I find it fascinating that George Friedman’s take on critical theory, carried in RealClearWorld, closely tracks with my own, which is undoubtedly because his frame of reference is not unlike my own:
I entered graduate school in 1970, determined to study two things. One was political philosophy, the consideration of the nature of justice, particularly as presented by German philosophers. The second was called comparative communism, the study of communist states and movements, particularly contemporary ones. The choice of subjects wasn’t random, if perhaps presumptive. I wanted to understand Germany, the place that had defined my origins. And I wanted to understand communism, which had defined and would define much of my life. I was hostile to Marxism but deeply believed in understanding your enemy.

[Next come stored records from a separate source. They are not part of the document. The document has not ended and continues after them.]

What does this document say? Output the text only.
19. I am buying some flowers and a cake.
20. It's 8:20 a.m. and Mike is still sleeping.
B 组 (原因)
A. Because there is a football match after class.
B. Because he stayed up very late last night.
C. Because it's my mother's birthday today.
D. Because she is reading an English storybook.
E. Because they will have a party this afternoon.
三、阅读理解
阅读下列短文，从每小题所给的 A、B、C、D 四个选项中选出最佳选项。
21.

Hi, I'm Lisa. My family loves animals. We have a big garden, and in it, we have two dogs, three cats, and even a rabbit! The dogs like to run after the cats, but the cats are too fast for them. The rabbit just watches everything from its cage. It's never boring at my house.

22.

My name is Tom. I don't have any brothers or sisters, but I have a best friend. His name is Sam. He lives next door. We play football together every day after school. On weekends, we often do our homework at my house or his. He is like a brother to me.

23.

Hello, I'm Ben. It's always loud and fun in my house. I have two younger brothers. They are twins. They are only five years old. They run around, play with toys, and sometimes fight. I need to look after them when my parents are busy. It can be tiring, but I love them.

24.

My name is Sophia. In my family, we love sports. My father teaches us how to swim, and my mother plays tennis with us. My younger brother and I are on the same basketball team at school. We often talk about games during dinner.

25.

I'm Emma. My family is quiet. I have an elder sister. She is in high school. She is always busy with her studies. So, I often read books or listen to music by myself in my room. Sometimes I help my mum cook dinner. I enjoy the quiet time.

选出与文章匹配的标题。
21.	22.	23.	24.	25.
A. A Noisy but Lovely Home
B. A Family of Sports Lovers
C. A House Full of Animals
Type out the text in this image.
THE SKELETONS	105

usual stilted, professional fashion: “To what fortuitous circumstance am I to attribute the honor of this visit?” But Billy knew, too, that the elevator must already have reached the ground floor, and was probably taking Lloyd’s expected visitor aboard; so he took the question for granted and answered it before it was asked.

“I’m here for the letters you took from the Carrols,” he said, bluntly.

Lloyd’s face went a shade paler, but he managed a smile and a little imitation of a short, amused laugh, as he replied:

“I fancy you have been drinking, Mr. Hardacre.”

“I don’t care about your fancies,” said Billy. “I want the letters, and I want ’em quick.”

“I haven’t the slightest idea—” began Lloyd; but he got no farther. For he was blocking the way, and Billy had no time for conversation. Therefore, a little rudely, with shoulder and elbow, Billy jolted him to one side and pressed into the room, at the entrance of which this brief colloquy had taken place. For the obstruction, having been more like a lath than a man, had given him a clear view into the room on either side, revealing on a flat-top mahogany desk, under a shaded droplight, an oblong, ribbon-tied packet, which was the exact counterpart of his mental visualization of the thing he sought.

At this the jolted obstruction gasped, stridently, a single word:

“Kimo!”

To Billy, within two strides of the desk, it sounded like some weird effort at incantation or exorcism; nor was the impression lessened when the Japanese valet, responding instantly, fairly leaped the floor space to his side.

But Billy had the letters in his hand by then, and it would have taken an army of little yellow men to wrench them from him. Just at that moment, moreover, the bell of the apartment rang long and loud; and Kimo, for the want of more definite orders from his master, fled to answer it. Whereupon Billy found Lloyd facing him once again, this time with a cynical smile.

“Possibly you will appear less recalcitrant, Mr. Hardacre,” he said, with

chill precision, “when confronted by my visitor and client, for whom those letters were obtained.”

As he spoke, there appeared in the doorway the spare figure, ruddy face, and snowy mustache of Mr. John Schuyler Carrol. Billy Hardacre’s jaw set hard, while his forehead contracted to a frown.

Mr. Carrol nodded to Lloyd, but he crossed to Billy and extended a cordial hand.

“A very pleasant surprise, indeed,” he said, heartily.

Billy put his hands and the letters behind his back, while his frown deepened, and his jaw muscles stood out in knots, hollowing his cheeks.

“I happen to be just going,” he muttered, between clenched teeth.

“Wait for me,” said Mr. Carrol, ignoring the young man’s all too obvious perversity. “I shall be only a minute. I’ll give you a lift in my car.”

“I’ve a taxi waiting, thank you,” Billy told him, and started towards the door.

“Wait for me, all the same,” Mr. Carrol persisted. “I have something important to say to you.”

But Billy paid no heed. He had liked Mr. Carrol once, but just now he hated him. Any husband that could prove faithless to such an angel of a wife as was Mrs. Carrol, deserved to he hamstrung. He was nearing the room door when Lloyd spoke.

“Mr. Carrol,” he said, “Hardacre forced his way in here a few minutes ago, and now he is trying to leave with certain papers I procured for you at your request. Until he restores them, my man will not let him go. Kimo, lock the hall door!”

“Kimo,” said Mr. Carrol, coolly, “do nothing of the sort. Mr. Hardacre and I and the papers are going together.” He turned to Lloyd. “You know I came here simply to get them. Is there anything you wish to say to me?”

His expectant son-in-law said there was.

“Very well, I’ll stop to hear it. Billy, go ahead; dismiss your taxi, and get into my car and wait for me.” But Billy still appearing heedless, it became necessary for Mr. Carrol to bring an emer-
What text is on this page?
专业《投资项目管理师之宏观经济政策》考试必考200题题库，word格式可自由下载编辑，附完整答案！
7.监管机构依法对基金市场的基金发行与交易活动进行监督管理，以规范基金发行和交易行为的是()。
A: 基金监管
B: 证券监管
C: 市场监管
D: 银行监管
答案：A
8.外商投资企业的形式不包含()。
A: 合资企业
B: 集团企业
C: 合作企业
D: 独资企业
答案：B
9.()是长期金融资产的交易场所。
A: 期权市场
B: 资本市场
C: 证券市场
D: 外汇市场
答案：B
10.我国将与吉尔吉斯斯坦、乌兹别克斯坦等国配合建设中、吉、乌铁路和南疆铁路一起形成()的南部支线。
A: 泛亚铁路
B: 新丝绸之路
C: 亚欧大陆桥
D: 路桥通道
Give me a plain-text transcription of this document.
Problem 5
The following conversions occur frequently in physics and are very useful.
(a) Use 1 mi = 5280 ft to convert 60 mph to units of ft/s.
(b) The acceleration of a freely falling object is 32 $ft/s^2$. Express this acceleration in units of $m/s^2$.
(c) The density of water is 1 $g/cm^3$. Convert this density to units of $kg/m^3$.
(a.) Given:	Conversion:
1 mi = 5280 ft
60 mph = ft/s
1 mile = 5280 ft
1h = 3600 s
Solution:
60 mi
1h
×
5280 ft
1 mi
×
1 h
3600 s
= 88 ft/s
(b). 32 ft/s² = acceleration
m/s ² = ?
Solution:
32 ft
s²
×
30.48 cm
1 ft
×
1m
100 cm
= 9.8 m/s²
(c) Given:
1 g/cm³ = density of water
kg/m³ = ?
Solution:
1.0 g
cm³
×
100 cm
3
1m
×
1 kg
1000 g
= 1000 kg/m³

The more I studied, the more confused I became. Marxism seemed to have little to do with Marx, and communist regimes were rarely Marxist. Marxist movements around the world rarely consisted of workers, but rather of intellectuals and soldiers, and sometimes criminals. Similarly, Hegel and Nietzsche could be considered proto-Nazis only if you closed your eyes. The intellectual life I sought was far more coherent than the political realities around me. Since I crave order in all things, and since Marxism was more pressing at that moment than Nazism, I dove into the history of Marxism and of Marxist terrorism and MiG-21s.
How did Marx miscalculate? How did Lenin try to compensate for Marxism’s shortcomings? Why did Lenin fail? What caused the Soviet Union to fall? All is explained in the linked piece.
Here’s his conclusion:
The stubbornness of the human soul, for bad or good, transcends both a failed historical model and failed enthusiasm for change. The world is stubborn.
To understand the present moment it’s probably more helpful to understand Augustine than to understand Marx and that is to understand that the aspirations of today’s revolutionaries will crash on the rocks of their own humanity.